MPs are urging the financial regulator to forge a closer relationship with the £1.9 trillion insurance industry to stop the UK missing out on the benefits of Brexit.
The Prudential Regulation Authority (PRA) has been told to settle its differences with insurers over the enforcement of EU Solvency II rules, which some firms claim are harming consumers by restricting competition.
In a report, the Treasury Select Committee (TSC) called on the PRA and insurers to develop a “road map” for boosting the prospects of the industry post-Brexit, while also pinpointing which regulatory adjustments can be made without changing the EU directive.
Solvency II, which came into force on January 1 last year, makes insurers set aside capital to prove they can withstand a major shock despite the sector displaying a smaller risk to the financial system than banks.
Nicky Morgan, chair of the TSC, said: “We should not ignore the consequences of Brexit on this important UK industry, nor the way that it is regulated irrespective of Brexit.
“The implementation of Solvency II in the UK has come at a considerable cost.
“Industry and the PRA do not appear to be aligned on some key issues, including the impact on consumers.
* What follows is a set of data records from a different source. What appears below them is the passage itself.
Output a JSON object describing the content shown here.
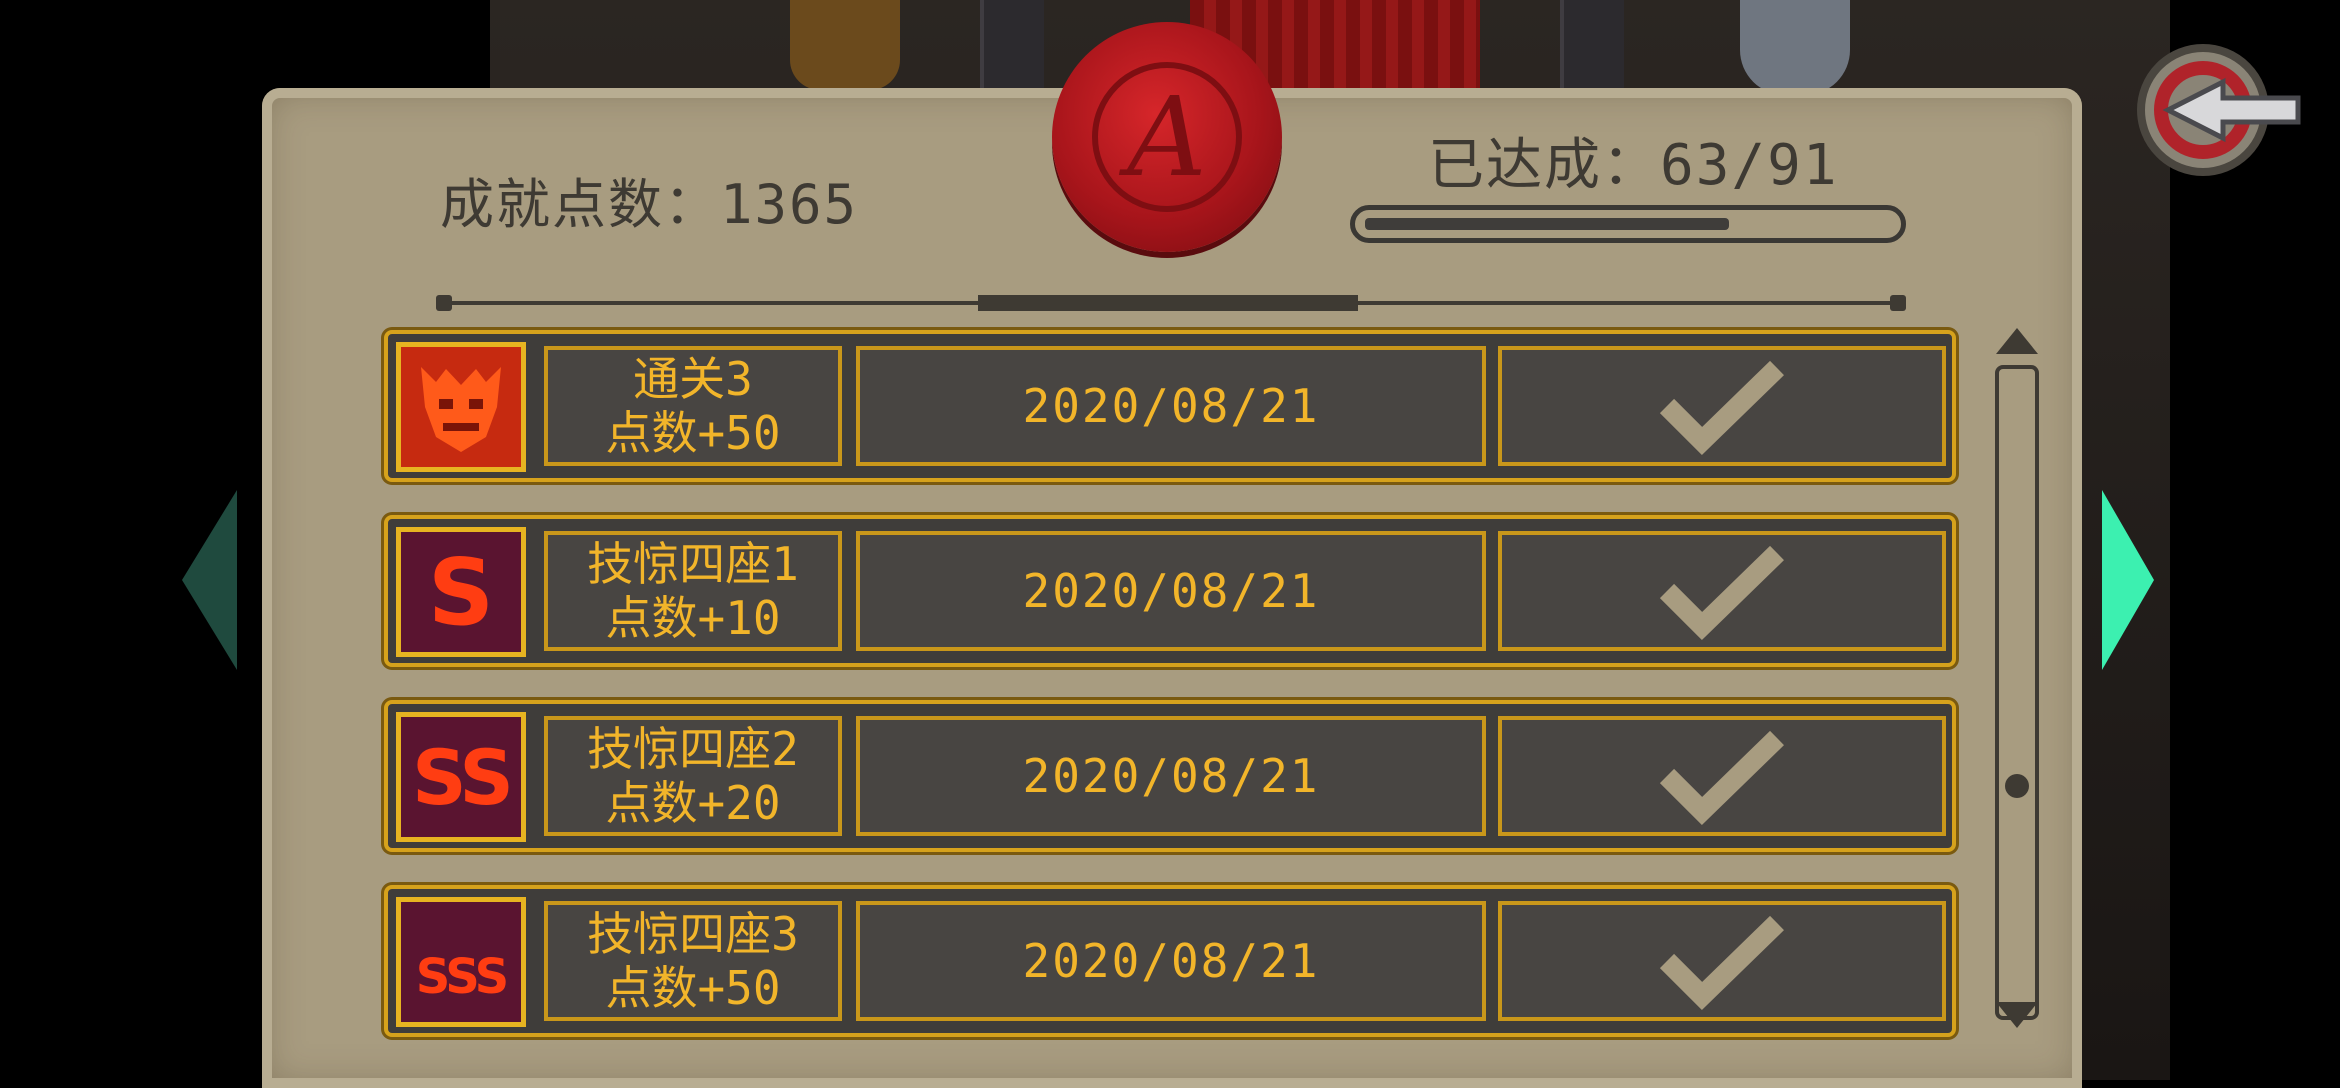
{
  "header": {
    "points_label": "成就点数：1365",
    "achieved_label": "已达成：63/91",
    "progress_fraction": 0.692
  },
  "seal": {
    "letter": "A"
  },
  "achievements": [
    {
      "name": "通关3",
      "reward": "点数+50",
      "date": "2020/08/21",
      "icon": "boss-face-icon",
      "completed": true
    },
    {
      "name": "技惊四座1",
      "reward": "点数+10",
      "date": "2020/08/21",
      "icon": "S",
      "completed": true
    },
    {
      "name": "技惊四座2",
      "reward": "点数+20",
      "date": "2020/08/21",
      "icon": "SS",
      "completed": true
    },
    {
      "name": "技惊四座3",
      "reward": "点数+50",
      "date": "2020/08/21",
      "icon": "SSS",
      "completed": true
    }
  ],
  "colors": {
    "parchment": "#a89c80",
    "row_border": "#d6a21c",
    "text_gold": "#f2b52a",
    "check": "#a89c80",
    "seal_red": "#c41e24",
    "nav_right": "#3cf0b0"
  }
}
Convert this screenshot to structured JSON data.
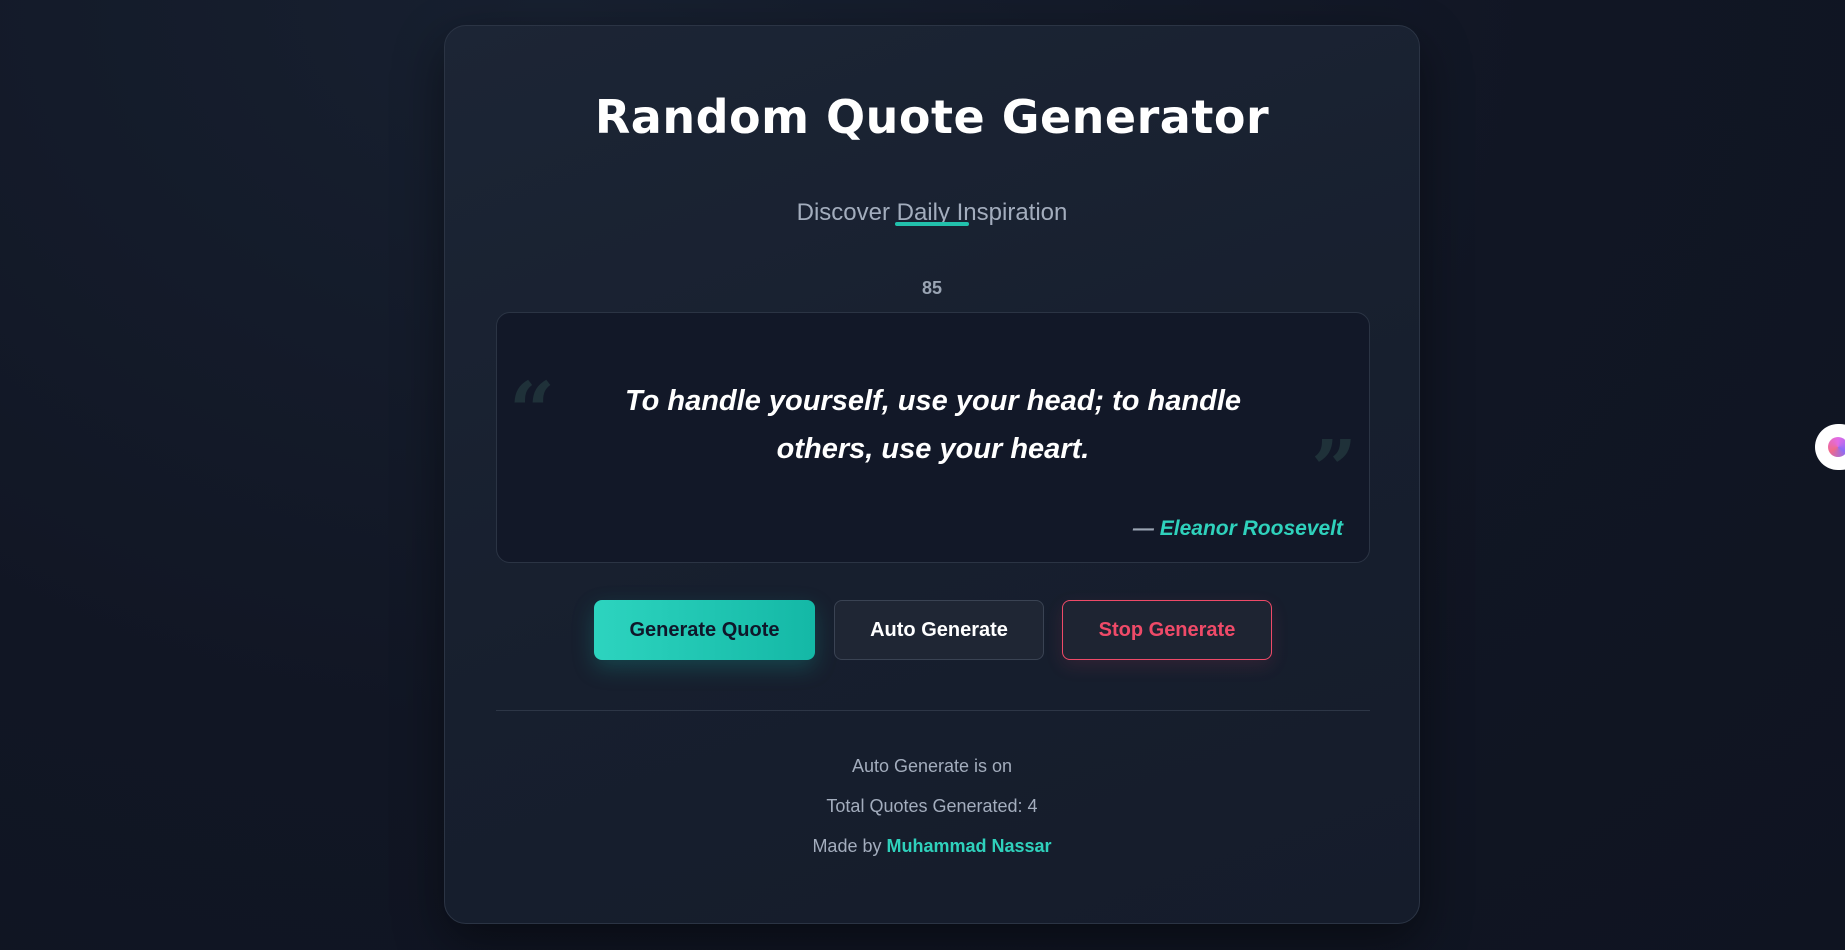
{
  "header": {
    "title": "Random Quote Generator",
    "subtitle": "Discover Daily Inspiration",
    "counter": "85"
  },
  "quote": {
    "open_mark": "“",
    "close_mark": "”",
    "text": "To handle yourself, use your head; to handle others, use your heart.",
    "author_prefix": "— ",
    "author": "Eleanor Roosevelt"
  },
  "buttons": {
    "generate": "Generate Quote",
    "auto": "Auto Generate",
    "stop": "Stop Generate"
  },
  "footer": {
    "status": "Auto Generate is on",
    "total": "Total Quotes Generated: 4",
    "made_by_prefix": "Made by ",
    "made_by_name": "Muhammad Nassar"
  },
  "side_widget": {
    "icon": "brain-icon"
  },
  "colors": {
    "accent": "#2dd4bf",
    "danger": "#ef4a68",
    "background": "#111624",
    "card": "#1a2231"
  }
}
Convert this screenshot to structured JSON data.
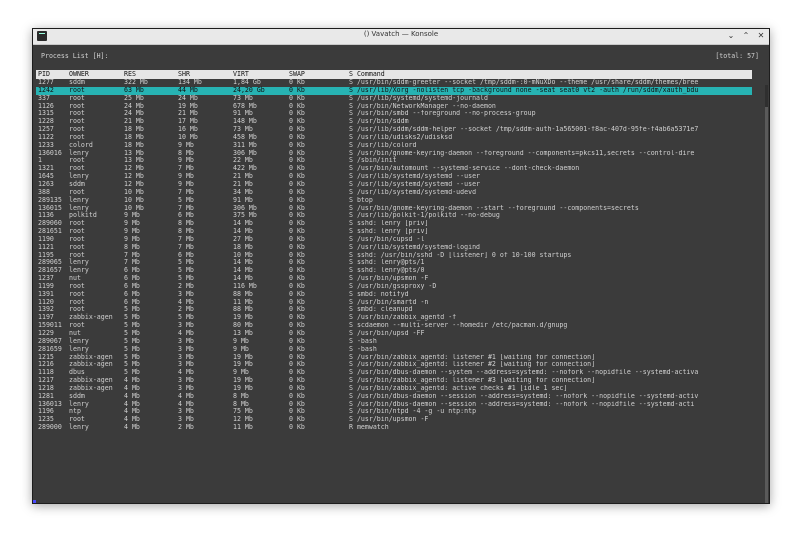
{
  "window": {
    "title": "() Vavatch — Konsole",
    "controls": {
      "minimize": "⌄",
      "maximize": "⌃",
      "close": "✕"
    }
  },
  "header": {
    "title": "Process List [H]:",
    "total": "[total: 57]"
  },
  "columns": [
    "PID",
    "OWNER",
    "RES",
    "SHR",
    "VIRT",
    "SWAP",
    "S Command"
  ],
  "selected_index": 1,
  "rows": [
    [
      "1277",
      "sddm",
      "322 Mb",
      "134 Mb",
      "1,84 Gb",
      "0 Kb",
      "S /usr/bin/sddm-greeter --socket /tmp/sddm-:0-mNuXDo --theme /usr/share/sddm/themes/bree"
    ],
    [
      "1242",
      "root",
      "63 Mb",
      "44 Mb",
      "24,20 Gb",
      "0 Kb",
      "S /usr/lib/Xorg -nolisten tcp -background none -seat seat0 vt2 -auth /run/sddm/xauth_bdu"
    ],
    [
      "337",
      "root",
      "25 Mb",
      "24 Mb",
      "73 Mb",
      "0 Kb",
      "S /usr/lib/systemd/systemd-journald"
    ],
    [
      "1126",
      "root",
      "24 Mb",
      "19 Mb",
      "678 Mb",
      "0 Kb",
      "S /usr/bin/NetworkManager --no-daemon"
    ],
    [
      "1315",
      "root",
      "24 Mb",
      "21 Mb",
      "91 Mb",
      "0 Kb",
      "S /usr/bin/smbd --foreground --no-process-group"
    ],
    [
      "1228",
      "root",
      "21 Mb",
      "17 Mb",
      "148 Mb",
      "0 Kb",
      "S /usr/bin/sddm"
    ],
    [
      "1257",
      "root",
      "18 Mb",
      "16 Mb",
      "73 Mb",
      "0 Kb",
      "S /usr/lib/sddm/sddm-helper --socket /tmp/sddm-auth-1a565001-f8ac-407d-95fe-f4ab6a5371e7"
    ],
    [
      "1122",
      "root",
      "18 Mb",
      "10 Mb",
      "458 Mb",
      "0 Kb",
      "S /usr/lib/udisks2/udisksd"
    ],
    [
      "1233",
      "colord",
      "18 Mb",
      "9 Mb",
      "311 Mb",
      "0 Kb",
      "S /usr/lib/colord"
    ],
    [
      "136016",
      "lenry",
      "13 Mb",
      "8 Mb",
      "306 Mb",
      "0 Kb",
      "S /usr/bin/gnome-keyring-daemon --foreground --components=pkcs11,secrets --control-dire"
    ],
    [
      "1",
      "root",
      "13 Mb",
      "9 Mb",
      "22 Mb",
      "0 Kb",
      "S /sbin/init"
    ],
    [
      "1321",
      "root",
      "12 Mb",
      "7 Mb",
      "422 Mb",
      "0 Kb",
      "S /usr/bin/automount --systemd-service --dont-check-daemon"
    ],
    [
      "1645",
      "lenry",
      "12 Mb",
      "9 Mb",
      "21 Mb",
      "0 Kb",
      "S /usr/lib/systemd/systemd --user"
    ],
    [
      "1263",
      "sddm",
      "12 Mb",
      "9 Mb",
      "21 Mb",
      "0 Kb",
      "S /usr/lib/systemd/systemd --user"
    ],
    [
      "388",
      "root",
      "10 Mb",
      "7 Mb",
      "34 Mb",
      "0 Kb",
      "S /usr/lib/systemd/systemd-udevd"
    ],
    [
      "289135",
      "lenry",
      "10 Mb",
      "5 Mb",
      "91 Mb",
      "0 Kb",
      "S btop"
    ],
    [
      "136015",
      "lenry",
      "10 Mb",
      "7 Mb",
      "306 Mb",
      "0 Kb",
      "S /usr/bin/gnome-keyring-daemon --start --foreground --components=secrets"
    ],
    [
      "1136",
      "polkitd",
      "9 Mb",
      "6 Mb",
      "375 Mb",
      "0 Kb",
      "S /usr/lib/polkit-1/polkitd --no-debug"
    ],
    [
      "289060",
      "root",
      "9 Mb",
      "8 Mb",
      "14 Mb",
      "0 Kb",
      "S sshd: lenry [priv]"
    ],
    [
      "281651",
      "root",
      "9 Mb",
      "8 Mb",
      "14 Mb",
      "0 Kb",
      "S sshd: lenry [priv]"
    ],
    [
      "1190",
      "root",
      "9 Mb",
      "7 Mb",
      "27 Mb",
      "0 Kb",
      "S /usr/bin/cupsd -l"
    ],
    [
      "1121",
      "root",
      "8 Mb",
      "7 Mb",
      "18 Mb",
      "0 Kb",
      "S /usr/lib/systemd/systemd-logind"
    ],
    [
      "1195",
      "root",
      "7 Mb",
      "6 Mb",
      "10 Mb",
      "0 Kb",
      "S sshd: /usr/bin/sshd -D [listener] 0 of 10-100 startups"
    ],
    [
      "289065",
      "lenry",
      "7 Mb",
      "5 Mb",
      "14 Mb",
      "0 Kb",
      "S sshd: lenry@pts/1"
    ],
    [
      "281657",
      "lenry",
      "6 Mb",
      "5 Mb",
      "14 Mb",
      "0 Kb",
      "S sshd: lenry@pts/0"
    ],
    [
      "1237",
      "nut",
      "6 Mb",
      "5 Mb",
      "14 Mb",
      "0 Kb",
      "S /usr/bin/upsmon -F"
    ],
    [
      "1199",
      "root",
      "6 Mb",
      "2 Mb",
      "116 Mb",
      "0 Kb",
      "S /usr/bin/gssproxy -D"
    ],
    [
      "1391",
      "root",
      "6 Mb",
      "3 Mb",
      "88 Mb",
      "0 Kb",
      "S smbd: notifyd"
    ],
    [
      "1120",
      "root",
      "6 Mb",
      "4 Mb",
      "11 Mb",
      "0 Kb",
      "S /usr/bin/smartd -n"
    ],
    [
      "1392",
      "root",
      "5 Mb",
      "2 Mb",
      "88 Mb",
      "0 Kb",
      "S smbd: cleanupd"
    ],
    [
      "1197",
      "zabbix-agen",
      "5 Mb",
      "5 Mb",
      "19 Mb",
      "0 Kb",
      "S /usr/bin/zabbix_agentd -f"
    ],
    [
      "159011",
      "root",
      "5 Mb",
      "3 Mb",
      "80 Mb",
      "0 Kb",
      "S scdaemon --multi-server --homedir /etc/pacman.d/gnupg"
    ],
    [
      "1229",
      "nut",
      "5 Mb",
      "4 Mb",
      "13 Mb",
      "0 Kb",
      "S /usr/bin/upsd -FF"
    ],
    [
      "289067",
      "lenry",
      "5 Mb",
      "3 Mb",
      "9 Mb",
      "0 Kb",
      "S -bash"
    ],
    [
      "281659",
      "lenry",
      "5 Mb",
      "3 Mb",
      "9 Mb",
      "0 Kb",
      "S -bash"
    ],
    [
      "1215",
      "zabbix-agen",
      "5 Mb",
      "3 Mb",
      "19 Mb",
      "0 Kb",
      "S /usr/bin/zabbix_agentd: listener #1 [waiting for connection]"
    ],
    [
      "1216",
      "zabbix-agen",
      "5 Mb",
      "3 Mb",
      "19 Mb",
      "0 Kb",
      "S /usr/bin/zabbix_agentd: listener #2 [waiting for connection]"
    ],
    [
      "1118",
      "dbus",
      "5 Mb",
      "4 Mb",
      "9 Mb",
      "0 Kb",
      "S /usr/bin/dbus-daemon --system --address=systemd: --nofork --nopidfile --systemd-activa"
    ],
    [
      "1217",
      "zabbix-agen",
      "4 Mb",
      "3 Mb",
      "19 Mb",
      "0 Kb",
      "S /usr/bin/zabbix_agentd: listener #3 [waiting for connection]"
    ],
    [
      "1218",
      "zabbix-agen",
      "4 Mb",
      "3 Mb",
      "19 Mb",
      "0 Kb",
      "S /usr/bin/zabbix_agentd: active checks #1 [idle 1 sec]"
    ],
    [
      "1281",
      "sddm",
      "4 Mb",
      "4 Mb",
      "8 Mb",
      "0 Kb",
      "S /usr/bin/dbus-daemon --session --address=systemd: --nofork --nopidfile --systemd-activ"
    ],
    [
      "136013",
      "lenry",
      "4 Mb",
      "4 Mb",
      "8 Mb",
      "0 Kb",
      "S /usr/bin/dbus-daemon --session --address=systemd: --nofork --nopidfile --systemd-acti"
    ],
    [
      "1196",
      "ntp",
      "4 Mb",
      "3 Mb",
      "75 Mb",
      "0 Kb",
      "S /usr/bin/ntpd -4 -g -u ntp:ntp"
    ],
    [
      "1235",
      "root",
      "4 Mb",
      "3 Mb",
      "12 Mb",
      "0 Kb",
      "S /usr/bin/upsmon -F"
    ],
    [
      "289000",
      "lenry",
      "4 Mb",
      "2 Mb",
      "11 Mb",
      "0 Kb",
      "R memwatch"
    ]
  ]
}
They should agree what is best for UK industry and consumers as a matter of urgency.
“They should develop a roadmap that provides a prudent regulatory structure without stifling competition and innovation.
“Such a road map should both inform the Brexit negotiations and reflect the opportunities afforded post Brexit to develop the international competitiveness of the UK insurance industry.”
While the main objective of the PRA is to promote the “safety and soundness” of financial firms, the TSC also wants the regulator to give equal weight to its secondary target of boosting competition.
During an Association of British Insurers (ABI) event earlier this month, Ms Morgan said insurance was “treated as the Cinderella of UK financial services” and should be regarded as a “priority sector” during the Brexit negotiations.